What isn’t covered by GAP insurance?
As with all insurance policies, there are a few stipulations to GAP insurance.
- If you’ve modified your car, the GAP insurance won’t cover the cost of these upgrades.
- GAP insurance won’t cover you if you have third party insurance, so you’ll need fully comprehensive cover.
- You can only claim if your insurance company deems your car a complete write-off.
- If your insurer deducts money from your payout for things like a missed payment, this won’t be covered by the GAP insurance.
Should you get GAP insurance?
If you’ve used a large loan to buy your car, then you may want to consider GAP insurance. If your car is written off or stolen, you don’t want to be left owing money for a car you no longer have. GAP insurance can lessen this risk when you buy your car.
If your car is on long term lease, you can be left with a lot of outstanding debt in the event your car is written off. In this case, GAP insurance can help pay that bill.
GAP insurance can also bring peace of mind to anyone who’s concerned by depreciation. If you have a model that depreciates quickly, this can become an issue if the car is written off as the payout will be a lot less than you paid for it.
Where can you buy GAP insurance?
Most people buy GAP insurance from the dealer when they buy their car. The salesperson will usually offer the cover and explain what it is, how much it will cost and what level of cover you’ll get. GAP insurance is not a legal requirement, so you are in no way obliged to buy it when the dealer offers it to you.
Dealer are also not allowed to sell you the GAP insurance on the same day you buy your car, because there has to be a two day cooling-off period by law. This gives you time to think about it and see if you can get it cheaper elsewhere.
You may be able to find a cheaper deal on GAP insurance by looking on price comparison sites or through independent brokers after you’ve bought your car.
How much is GAP insurance?
GAP insurance is usually paid on one lump sum at the start of the policy and can vary from £50 to £150 per year depending on a multitude of factors.
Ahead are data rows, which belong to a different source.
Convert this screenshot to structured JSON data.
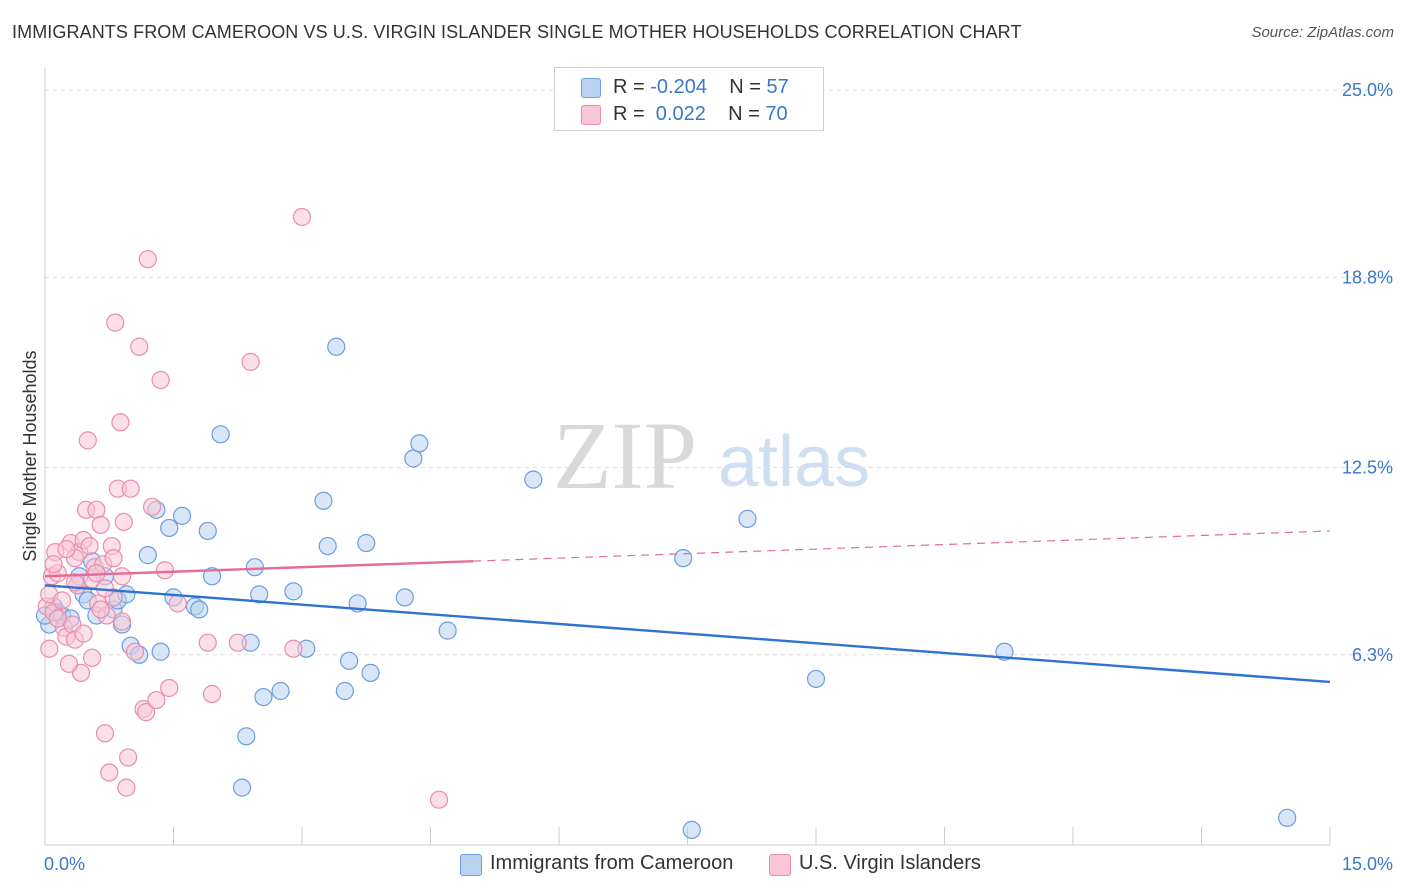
{
  "title": "IMMIGRANTS FROM CAMEROON VS U.S. VIRGIN ISLANDER SINGLE MOTHER HOUSEHOLDS CORRELATION CHART",
  "source": "Source: ZipAtlas.com",
  "watermark": {
    "zip": "ZIP",
    "atlas": "atlas"
  },
  "legend": {
    "rows": [
      {
        "r_label": "R = ",
        "r_value": "-0.204",
        "n_label": "N = ",
        "n_value": "57"
      },
      {
        "r_label": "R = ",
        "r_value": " 0.022",
        "n_label": "N = ",
        "n_value": "70"
      }
    ]
  },
  "bottom_legend": [
    "Immigrants from Cameroon",
    "U.S. Virgin Islanders"
  ],
  "chart_data": {
    "type": "scatter",
    "ylabel": "Single Mother Households",
    "xlabel": "",
    "xlim": [
      0,
      15
    ],
    "ylim": [
      0,
      25.5
    ],
    "x_tick_labels": [
      "0.0%",
      "15.0%"
    ],
    "y_ticks": [
      6.3,
      12.5,
      18.8,
      25.0
    ],
    "y_tick_labels": [
      "6.3%",
      "12.5%",
      "18.8%",
      "25.0%"
    ],
    "grid": true,
    "colors": {
      "blue": "#6a9de0",
      "blue_fill": "#b9d2f2",
      "blue_line": "#2f72d1",
      "pink": "#eb8cab",
      "pink_fill": "#f8c6d6",
      "pink_line": "#e36d96"
    },
    "series": [
      {
        "name": "Immigrants from Cameroon",
        "color": "blue",
        "points": [
          [
            0.05,
            7.3
          ],
          [
            0.1,
            7.9
          ],
          [
            0.15,
            7.7
          ],
          [
            0.2,
            7.6
          ],
          [
            0.3,
            7.5
          ],
          [
            0.4,
            8.9
          ],
          [
            0.45,
            8.3
          ],
          [
            0.5,
            8.1
          ],
          [
            0.55,
            9.4
          ],
          [
            0.6,
            7.6
          ],
          [
            0.7,
            8.9
          ],
          [
            0.8,
            7.8
          ],
          [
            0.85,
            8.1
          ],
          [
            0.9,
            7.3
          ],
          [
            0.95,
            8.3
          ],
          [
            1.0,
            6.6
          ],
          [
            1.1,
            6.3
          ],
          [
            1.2,
            9.6
          ],
          [
            1.35,
            6.4
          ],
          [
            1.3,
            11.1
          ],
          [
            1.5,
            8.2
          ],
          [
            1.45,
            10.5
          ],
          [
            1.6,
            10.9
          ],
          [
            1.75,
            7.9
          ],
          [
            1.8,
            7.8
          ],
          [
            1.9,
            10.4
          ],
          [
            1.95,
            8.9
          ],
          [
            2.05,
            13.6
          ],
          [
            2.4,
            6.7
          ],
          [
            2.45,
            9.2
          ],
          [
            2.5,
            8.3
          ],
          [
            2.55,
            4.9
          ],
          [
            2.35,
            3.6
          ],
          [
            2.3,
            1.9
          ],
          [
            2.75,
            5.1
          ],
          [
            2.9,
            8.4
          ],
          [
            3.05,
            6.5
          ],
          [
            3.3,
            9.9
          ],
          [
            3.25,
            11.4
          ],
          [
            3.4,
            16.5
          ],
          [
            3.5,
            5.1
          ],
          [
            3.55,
            6.1
          ],
          [
            3.65,
            8.0
          ],
          [
            3.75,
            10.0
          ],
          [
            3.8,
            5.7
          ],
          [
            4.2,
            8.2
          ],
          [
            4.3,
            12.8
          ],
          [
            4.37,
            13.3
          ],
          [
            4.7,
            7.1
          ],
          [
            5.7,
            12.1
          ],
          [
            7.45,
            9.5
          ],
          [
            7.55,
            0.5
          ],
          [
            8.2,
            10.8
          ],
          [
            9.0,
            5.5
          ],
          [
            11.2,
            6.4
          ],
          [
            14.5,
            0.9
          ],
          [
            0.0,
            7.6
          ]
        ]
      },
      {
        "name": "U.S. Virgin Islanders",
        "color": "pink",
        "points": [
          [
            0.02,
            7.9
          ],
          [
            0.05,
            8.3
          ],
          [
            0.08,
            8.9
          ],
          [
            0.1,
            7.7
          ],
          [
            0.12,
            9.7
          ],
          [
            0.15,
            9.0
          ],
          [
            0.2,
            8.1
          ],
          [
            0.22,
            7.2
          ],
          [
            0.25,
            6.9
          ],
          [
            0.3,
            10.0
          ],
          [
            0.32,
            7.3
          ],
          [
            0.35,
            6.8
          ],
          [
            0.38,
            8.6
          ],
          [
            0.4,
            9.7
          ],
          [
            0.42,
            5.7
          ],
          [
            0.45,
            10.1
          ],
          [
            0.48,
            11.1
          ],
          [
            0.5,
            13.4
          ],
          [
            0.52,
            9.9
          ],
          [
            0.55,
            8.8
          ],
          [
            0.58,
            9.2
          ],
          [
            0.6,
            11.1
          ],
          [
            0.62,
            8.0
          ],
          [
            0.65,
            10.6
          ],
          [
            0.68,
            9.3
          ],
          [
            0.7,
            3.7
          ],
          [
            0.72,
            7.6
          ],
          [
            0.75,
            2.4
          ],
          [
            0.78,
            9.9
          ],
          [
            0.8,
            8.2
          ],
          [
            0.82,
            17.3
          ],
          [
            0.85,
            11.8
          ],
          [
            0.88,
            14.0
          ],
          [
            0.9,
            7.4
          ],
          [
            0.92,
            10.7
          ],
          [
            0.95,
            1.9
          ],
          [
            0.97,
            2.9
          ],
          [
            1.0,
            11.8
          ],
          [
            1.05,
            6.4
          ],
          [
            1.1,
            16.5
          ],
          [
            1.15,
            4.5
          ],
          [
            1.18,
            4.4
          ],
          [
            1.2,
            19.4
          ],
          [
            1.25,
            11.2
          ],
          [
            1.3,
            4.8
          ],
          [
            1.35,
            15.4
          ],
          [
            1.4,
            9.1
          ],
          [
            1.45,
            5.2
          ],
          [
            1.55,
            8.0
          ],
          [
            1.9,
            6.7
          ],
          [
            1.95,
            5.0
          ],
          [
            2.25,
            6.7
          ],
          [
            2.4,
            16.0
          ],
          [
            2.9,
            6.5
          ],
          [
            3.0,
            20.8
          ],
          [
            4.6,
            1.5
          ],
          [
            0.1,
            9.3
          ],
          [
            0.28,
            6.0
          ],
          [
            0.35,
            9.5
          ],
          [
            0.45,
            7.0
          ],
          [
            0.55,
            6.2
          ],
          [
            0.65,
            7.8
          ],
          [
            0.05,
            6.5
          ],
          [
            0.15,
            7.5
          ],
          [
            0.25,
            9.8
          ],
          [
            0.35,
            8.7
          ],
          [
            0.6,
            9.0
          ],
          [
            0.7,
            8.5
          ],
          [
            0.8,
            9.5
          ],
          [
            0.9,
            8.9
          ]
        ]
      }
    ],
    "trend_lines": [
      {
        "series": "Immigrants from Cameroon",
        "x": [
          0.0,
          15.0
        ],
        "y": [
          8.6,
          5.4
        ],
        "style": "solid"
      },
      {
        "series": "U.S. Virgin Islanders",
        "x": [
          0.0,
          5.0
        ],
        "y": [
          8.9,
          9.4
        ],
        "style": "solid"
      },
      {
        "series": "U.S. Virgin Islanders",
        "x": [
          5.0,
          15.0
        ],
        "y": [
          9.4,
          10.4
        ],
        "style": "dashed"
      }
    ]
  }
}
When shopping for GAP insurance, make sure to check the excess. This is the amount you pay out before the policy gives you any money. The higher the excess, the less the policy should cost you, but it will also pay out less in the event of a claim.
The length of the policy can also have an effect on the price. Most GAP insurance policies are three years long but it’s worth checking with your provider.
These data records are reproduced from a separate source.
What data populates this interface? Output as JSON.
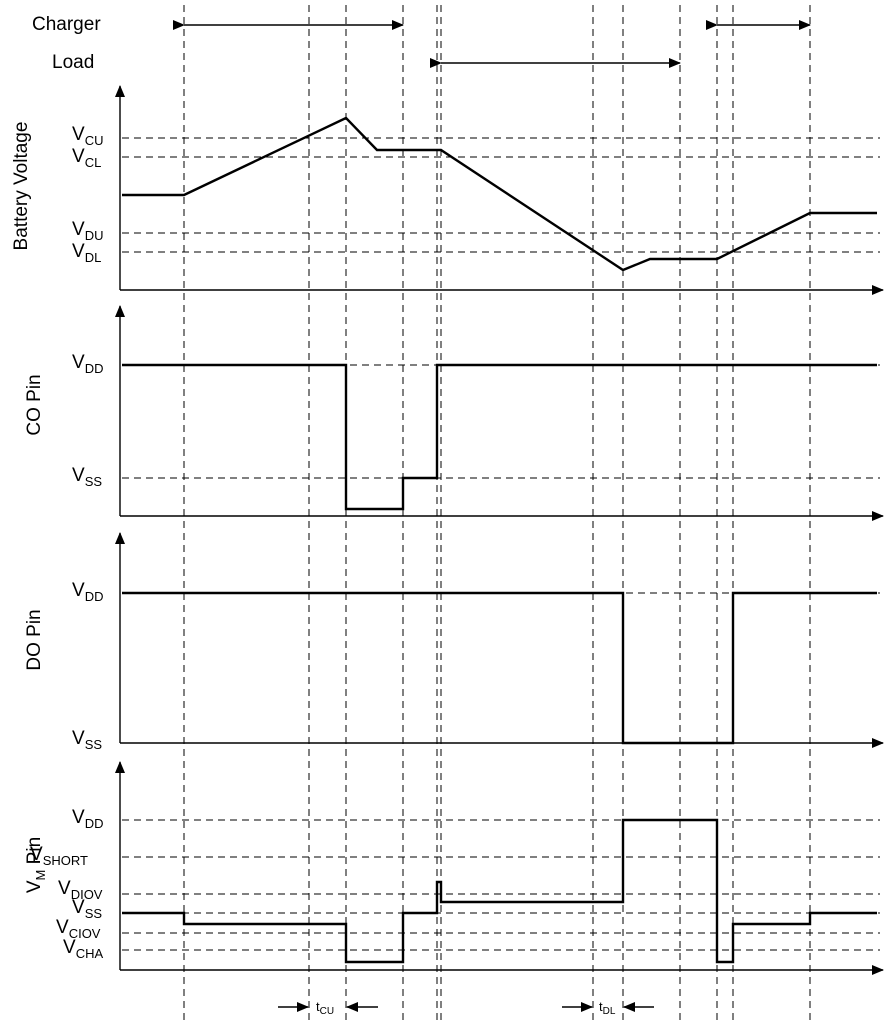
{
  "legend": {
    "charger": "Charger",
    "load": "Load"
  },
  "panels": {
    "battery": {
      "ylabel": "Battery Voltage",
      "levels": [
        {
          "base": "V",
          "sub": "CU"
        },
        {
          "base": "V",
          "sub": "CL"
        },
        {
          "base": "V",
          "sub": "DU"
        },
        {
          "base": "V",
          "sub": "DL"
        }
      ]
    },
    "co": {
      "ylabel": "CO Pin",
      "levels": [
        {
          "base": "V",
          "sub": "DD"
        },
        {
          "base": "V",
          "sub": "SS"
        }
      ]
    },
    "do": {
      "ylabel": "DO Pin",
      "levels": [
        {
          "base": "V",
          "sub": "DD"
        },
        {
          "base": "V",
          "sub": "SS"
        }
      ]
    },
    "vm": {
      "ylabel_base": "V",
      "ylabel_sub": "M",
      "ylabel_rest": " Pin",
      "levels": [
        {
          "base": "V",
          "sub": "DD"
        },
        {
          "base": "V",
          "sub": "SHORT"
        },
        {
          "base": "V",
          "sub": "DIOV"
        },
        {
          "base": "V",
          "sub": "SS"
        },
        {
          "base": "V",
          "sub": "CIOV"
        },
        {
          "base": "V",
          "sub": "CHA"
        }
      ]
    }
  },
  "delays": {
    "tcu": {
      "base": "t",
      "sub": "CU"
    },
    "tdl": {
      "base": "t",
      "sub": "DL"
    }
  }
}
Can I get GAP insurance on a used car?
Yes, you can, but it’s less valuable when buying second hand. This is because cars take the biggest hit in depreciation when they’re new so you stand to lose more money if your car is written off than you would with a used car.
Can I get GAP insurance after I’ve bought a car?
This depends on the provider you choose, but in most cases, you won’t be able to buy GAP insurance on a car that is over three years old.
How do I claim on GAP insurance?
Once your insurance provider has offered you a settlement for your car, you can then contact your GAP insurance to get the ball rolling.
Check your GAP insurance terms and conditions first to see what paperwork you’ll need and what your excess is.
It’s also best to speak to your GAP insurance provider before accepting a settlement from your insurance company.
I’ve decided I no longer want GAP insurance, can I cancel my policy early?
Yes, you can. If you decide to cancel in the first 30 days, you should be entitled to a full refund minus any cancellation fees. Beyond that, you will be refunded a proportion of the original policy depending on how long it’s been running.